The good news is that even if America's next chief executive were to change the Fed's current leaders, the Fed and the dollar would still be there – hopefully in good hands and stronger than ever.

Insults flying across the Rhine

That is much more than one can say about the ECB and the euro in the run-up to French and German elections in May and September of next year.

At the moment, about 40 percent of the French electorate – consisting of "souverainistes" and far right and left political parties – wants an exit from the euro and the EU. Calling them just "Euro skeptics" is a misnomer. Their virulent opposition to sovereignty transfers to the European Commission is a cover for terminal Germanophobia and an unbearable hurt of a proud nation being trampled upon by the European institutions serving its (erstwhile) arch-enemy.

Unfortunately, that is not a figment of anybody's paranoia. The German mismanagement of the financial crisis and of the chaotic migrant waves is now at the heart of the French-German discord.

The latest flare-up is as recent as last week. In a display of an incredibly offensive behavior, the German Chancellor Merkel told an audience of the French School in Berlin last Tuesday (May 3) that "I shall try to contribute to making other (French) political sources more powerful than the Front National ..." As a reminder, the Front National (FN) is a far-right anti-EU French political party currently polling at about 30 percent, and projected to compete in the second round of French presidential elections in May of next year.

And here is the answer from FN's President Marine Le Pen: "This serious statement is an outrageous and humiliating interference in our internal affairs that is confirming a cruel truth: France's submission to Germany."

Now, to round of the political spectrum, here is what Jean-Luc Mélanchon, the leader of the French radical left, and a presidential contender in next year's elections, tweeted on December 7, 2014 about Chancellor Merkel's hectoring: "Maul zu, Frau #Merkel ! Frankreich ist frei. Occupez-vous de vos pauvres et de vos équipements en ruines!" (Shut up, Mrs. Merkel ! France is free. Take care of your poor people and of your crumbling infrastructure!").
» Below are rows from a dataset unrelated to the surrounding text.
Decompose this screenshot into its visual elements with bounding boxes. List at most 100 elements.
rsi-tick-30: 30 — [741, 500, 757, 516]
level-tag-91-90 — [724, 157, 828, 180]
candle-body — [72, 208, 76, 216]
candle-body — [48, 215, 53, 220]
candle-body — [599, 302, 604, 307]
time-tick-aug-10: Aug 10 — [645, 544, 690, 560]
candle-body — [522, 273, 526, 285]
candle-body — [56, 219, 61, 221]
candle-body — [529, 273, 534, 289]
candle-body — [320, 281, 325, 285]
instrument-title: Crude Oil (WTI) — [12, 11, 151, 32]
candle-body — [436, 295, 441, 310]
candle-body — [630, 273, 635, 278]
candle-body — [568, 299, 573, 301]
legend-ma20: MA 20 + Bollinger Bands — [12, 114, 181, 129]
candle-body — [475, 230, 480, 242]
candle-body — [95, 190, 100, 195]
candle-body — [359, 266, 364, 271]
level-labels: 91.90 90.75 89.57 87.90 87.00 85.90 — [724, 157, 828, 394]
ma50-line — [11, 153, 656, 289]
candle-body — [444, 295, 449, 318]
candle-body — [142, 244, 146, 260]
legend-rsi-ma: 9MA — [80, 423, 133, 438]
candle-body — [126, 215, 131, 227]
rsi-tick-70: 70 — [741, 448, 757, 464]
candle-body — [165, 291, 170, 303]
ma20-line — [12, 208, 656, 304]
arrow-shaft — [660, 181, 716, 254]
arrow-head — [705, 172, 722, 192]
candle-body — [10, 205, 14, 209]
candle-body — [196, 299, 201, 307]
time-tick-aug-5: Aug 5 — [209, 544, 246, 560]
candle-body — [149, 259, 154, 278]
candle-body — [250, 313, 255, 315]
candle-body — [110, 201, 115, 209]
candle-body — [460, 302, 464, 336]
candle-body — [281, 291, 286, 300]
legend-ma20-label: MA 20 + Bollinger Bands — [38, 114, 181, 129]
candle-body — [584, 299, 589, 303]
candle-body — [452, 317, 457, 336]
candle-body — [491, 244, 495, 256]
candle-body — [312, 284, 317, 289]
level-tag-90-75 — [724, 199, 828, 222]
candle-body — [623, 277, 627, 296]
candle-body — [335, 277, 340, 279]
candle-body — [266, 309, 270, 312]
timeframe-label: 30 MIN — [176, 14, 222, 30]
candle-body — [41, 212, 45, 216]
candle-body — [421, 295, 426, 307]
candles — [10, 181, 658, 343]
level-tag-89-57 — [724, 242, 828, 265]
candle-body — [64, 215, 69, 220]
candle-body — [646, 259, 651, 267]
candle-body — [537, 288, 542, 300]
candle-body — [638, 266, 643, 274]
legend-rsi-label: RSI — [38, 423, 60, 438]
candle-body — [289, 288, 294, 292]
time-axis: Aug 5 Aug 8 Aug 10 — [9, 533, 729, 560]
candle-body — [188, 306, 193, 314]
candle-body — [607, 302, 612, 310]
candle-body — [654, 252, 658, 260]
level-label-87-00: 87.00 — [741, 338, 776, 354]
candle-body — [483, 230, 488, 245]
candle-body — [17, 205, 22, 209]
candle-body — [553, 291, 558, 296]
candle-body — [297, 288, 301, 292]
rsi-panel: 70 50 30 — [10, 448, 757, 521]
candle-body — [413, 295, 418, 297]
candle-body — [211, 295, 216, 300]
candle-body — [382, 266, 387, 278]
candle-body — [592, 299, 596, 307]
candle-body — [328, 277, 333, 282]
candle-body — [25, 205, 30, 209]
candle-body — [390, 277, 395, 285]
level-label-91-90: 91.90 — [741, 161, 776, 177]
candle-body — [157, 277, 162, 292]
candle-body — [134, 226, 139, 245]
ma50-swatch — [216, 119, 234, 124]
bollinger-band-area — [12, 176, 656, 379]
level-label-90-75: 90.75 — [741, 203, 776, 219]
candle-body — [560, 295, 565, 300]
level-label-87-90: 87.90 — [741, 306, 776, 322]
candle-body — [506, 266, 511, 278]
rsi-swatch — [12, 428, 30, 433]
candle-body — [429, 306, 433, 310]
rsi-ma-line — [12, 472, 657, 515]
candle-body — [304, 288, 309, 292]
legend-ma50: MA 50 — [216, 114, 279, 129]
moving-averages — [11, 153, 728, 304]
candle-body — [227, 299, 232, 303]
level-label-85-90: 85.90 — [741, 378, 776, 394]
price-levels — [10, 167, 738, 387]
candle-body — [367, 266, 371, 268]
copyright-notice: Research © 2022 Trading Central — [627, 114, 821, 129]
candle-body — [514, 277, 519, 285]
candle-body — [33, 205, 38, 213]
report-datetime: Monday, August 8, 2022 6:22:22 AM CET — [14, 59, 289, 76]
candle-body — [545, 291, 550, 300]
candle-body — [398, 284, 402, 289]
The French "souverainistes" anti-EU parties are right-of-center; they are aristocratic, more polite and surprisingly young, judging by the people in their mass rallies. But, as Brexit people would say, they want their country back.

Germany is not short on invectives either, and its unraveling social consensus is equally serious. The xenophobic anti-everything Alternative for Germany (AfD) has soared from virtually nothing to about 15 percent of the popular vote in one year. Turkey's indignant refusal last Friday (May 6) to accept the EU conditions to hold Germany-bound refugee waves will be another godsend to AfD. That could also be a coup de grâce to Berlin's teetering governing coalition.

Chickens come home to roost. Immense suffering caused by Chancellor Merkel's cruel imposition of fiscal austerity on sinking euro area economies, and her disastrous immigration policies, seem to have pushed the EU and the euro area into an irretrievable tailspin.

Investment thoughts

The Fed will continue to support the economy by focusing on growth, employment, price stability and the soundness of America's financial system. Both presidential candidates would be well-advised to refrain from attacks on the Fed. Upon reflection, they will probably do that because there are no votes in Fed-bashing.

The ECB will continue its excellent work in supporting the euro area economy until ….

The tragedy is that the monetary union – a crowning achievement of nearly 50 years of wisdom, valor, pain and sacrifices -- may be gravely compromised anytime between May (French elections) and September (German elections) of next year, or immediately thereafter. That bitter end could even come sooner if, as seems likely, a deeply humiliated and destabilized Turkey were to unleash on Europe an unstoppable wave of migrants, refugees and who knows what else.